Not too long ago I was asked “Is it messed up to mute or block a friend online?” My reply came pretty fast. “No, not at all.” Now let me add some context. I don’t block people I’m actually cool with. I don’t get into many issues with folk online. I’ve maybe blocked 5 or 6 people ever and it was always a stranger reaching out to argue over nothing…..usually sports related. To me a block equals I never want to see or hear from you again. On the other hand mute equals I don’t want to hear/see what you’re sharing at this specific period of time. There’s NOTHING wrong with that. People that you love with all your heart can still annoy you. I assume that I annoy folk at times. It’s what humans do. You may be gushing on and on about your relationship, you may be rambling about side chicks, you might be on a social or political soap box, there’s any possible number of subjects that my make me or anyone else turn off your feed. Think back to how we grew up. You were with your good friends all the time. Fights happened often because we don’t always agree. Now that distance is such a factor in our communications you can avoid fights by just filtering what you are exposed to.

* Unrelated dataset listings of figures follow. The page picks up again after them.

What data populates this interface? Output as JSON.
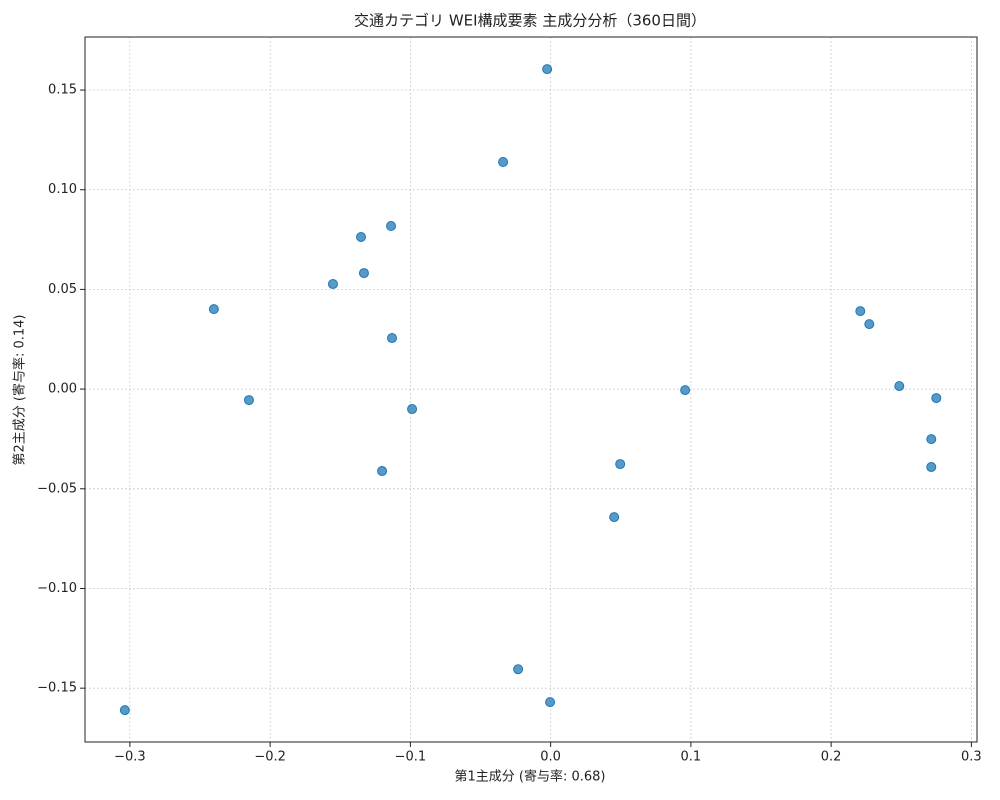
{
  "chart_data": {
    "type": "scatter",
    "title": "交通カテゴリ WEI構成要素 主成分分析（360日間）",
    "x_label": "第1主成分 (寄与率: 0.68)",
    "y_label": "第2主成分 (寄与率: 0.14)",
    "color": "#1f77b4",
    "grid": true,
    "x": [
      -0.0025,
      -0.0339,
      -0.1138,
      -0.1352,
      -0.1331,
      -0.1552,
      -0.2401,
      -0.1131,
      -0.2151,
      -0.0988,
      -0.1202,
      0.0959,
      0.0496,
      0.0453,
      -0.0232,
      -0.0004,
      -0.3036,
      0.2208,
      0.2272,
      0.2486,
      0.275,
      0.2714,
      0.2714
    ],
    "values": [
      0.1605,
      0.1139,
      0.0818,
      0.0763,
      0.0582,
      0.0527,
      0.0401,
      0.0256,
      -0.0055,
      -0.01,
      -0.0411,
      -0.0005,
      -0.0376,
      -0.0642,
      -0.1405,
      -0.157,
      -0.161,
      0.0391,
      0.0326,
      0.0015,
      -0.0045,
      -0.0251,
      -0.0391
    ],
    "xlim": [
      -0.332,
      0.304
    ],
    "ylim": [
      -0.177,
      0.1766
    ],
    "xticks": [
      {
        "value": -0.3,
        "label": "−0.3"
      },
      {
        "value": -0.2,
        "label": "−0.2"
      },
      {
        "value": -0.1,
        "label": "−0.1"
      },
      {
        "value": 0,
        "label": "0.0"
      },
      0.1,
      0.2,
      0.3
    ],
    "yticks": [
      {
        "value": -0.15,
        "label": "−0.15"
      },
      {
        "value": -0.1,
        "label": "−0.10"
      },
      {
        "value": -0.05,
        "label": "−0.05"
      },
      {
        "value": 0,
        "label": "0.00"
      },
      0.05,
      {
        "value": 0.1,
        "label": "0.10"
      },
      0.15
    ]
  }
}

Everyone has the right to say what they want so telling a person to stop posting something never really works. Leverage the things you have control over. Watch what you take into your system vs trying to dictate what others create. Being 100% honest I told a friend before that I had to mute her. She wasn’t mad and actually admitted that from the outside looking in she probably would have muted herself too. We’re still learning how to live with this new degree of free communication so don’t feel bad if you have to put someone on a time out. Your personal sanity and friendships will be better off for it.